The fact that I am a farmer does not make me an authority on the optimal human diet or how best to reform agriculture in America. Quite the opposite, for the longer I farm, the less sure I am of how to answer such questions. But even as the broader prescriptions fade to illegibility in my mind, the specific prescriptions grow clearer. I look at my cows and sheep grazing on the hill, blots of soot and cotton on a field of green, and I’m confident that they are living as they should. I see my kids playing with friends on the steep bank where the stream winds out of the woods, with the benignly paternalist farm dog keeping a watchful eye on the proceedings, and I’m sure that farms should have kids and dogs. Instead of consuming Bryan Johnson’s overpriced cocoa powder in the delusional belief that it will extend my life, I make hot chocolate on a snowy day. Instead of eating steak in the hopes of dieting my way to a Raw Egg Nationalist ethnostate, I eat steak with friends because eating steak with friends is one of the best things to do on a warm spring evening.

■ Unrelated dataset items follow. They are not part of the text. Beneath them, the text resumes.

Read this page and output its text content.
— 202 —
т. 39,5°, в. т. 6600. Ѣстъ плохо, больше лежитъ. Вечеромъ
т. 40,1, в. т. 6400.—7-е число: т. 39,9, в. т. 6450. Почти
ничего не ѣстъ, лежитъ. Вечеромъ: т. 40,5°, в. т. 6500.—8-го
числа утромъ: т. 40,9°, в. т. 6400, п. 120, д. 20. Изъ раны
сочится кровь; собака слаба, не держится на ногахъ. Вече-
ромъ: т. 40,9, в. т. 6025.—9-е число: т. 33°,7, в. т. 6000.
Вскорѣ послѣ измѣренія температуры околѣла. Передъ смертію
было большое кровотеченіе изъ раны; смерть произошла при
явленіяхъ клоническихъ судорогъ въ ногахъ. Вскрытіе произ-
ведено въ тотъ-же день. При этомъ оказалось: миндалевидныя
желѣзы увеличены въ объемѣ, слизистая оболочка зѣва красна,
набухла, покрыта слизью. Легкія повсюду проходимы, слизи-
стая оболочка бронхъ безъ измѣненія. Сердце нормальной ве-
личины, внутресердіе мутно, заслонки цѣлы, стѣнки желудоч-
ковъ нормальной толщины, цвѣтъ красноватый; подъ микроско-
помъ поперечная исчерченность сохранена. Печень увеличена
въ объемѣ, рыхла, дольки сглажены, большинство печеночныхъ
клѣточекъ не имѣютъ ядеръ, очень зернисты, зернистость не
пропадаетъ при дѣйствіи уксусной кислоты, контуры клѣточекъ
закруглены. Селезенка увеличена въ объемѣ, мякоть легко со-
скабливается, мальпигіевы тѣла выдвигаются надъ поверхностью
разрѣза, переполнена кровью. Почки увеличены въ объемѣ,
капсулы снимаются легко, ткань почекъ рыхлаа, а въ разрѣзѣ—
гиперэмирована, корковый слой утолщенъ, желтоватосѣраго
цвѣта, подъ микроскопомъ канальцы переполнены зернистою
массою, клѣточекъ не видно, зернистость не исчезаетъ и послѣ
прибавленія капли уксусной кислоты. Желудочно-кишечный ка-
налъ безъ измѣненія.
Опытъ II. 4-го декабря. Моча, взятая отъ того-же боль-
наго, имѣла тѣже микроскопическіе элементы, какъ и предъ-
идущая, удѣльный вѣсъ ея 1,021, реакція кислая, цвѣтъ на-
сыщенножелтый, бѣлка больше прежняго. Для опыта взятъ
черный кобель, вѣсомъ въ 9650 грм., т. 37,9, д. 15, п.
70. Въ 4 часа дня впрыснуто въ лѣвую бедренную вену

This is why I suggest you make food, in the most basic sense of the word, whether that means cooking a special dinner, baking a loaf of bread, or cultivating a basil plant on your sunniest windowsill. Doing so will not grant you immortality or turn you into a warlord, but it will probably make you healthier, since the more you make your own food the less you will consume ultraprocessed garbage. If you buy from local farmers you will be making a modest but real contribution to a different sort of food system. More than anything I would like you to grow something. Whether you choose to raise a veggie garden or a flock of laying hens or a steer, patiently waiting for something that is not food to become food, with all of the challenges and joys the process entails, will let you know you are a living creature in a living world. Sharing the bounty with friends and family will let you know you are human.
Don, my old dairy farming neighbor, died more than a decade ago, but I sometimes wonder what he’d think of all this. A guy who avidly hunted deer, volunteered at the fire department, tossed around hay bales at eighty years old, and was also a remarkably patient and generous neighbor might be able to teach Raw Egg Nationalist something about manliness, and an old farmer well acquainted with the frailty of flesh might warn Bryan Johnson about the foolishness of chasing a materialist salvation. Probably he would shake his head and hold his tongue.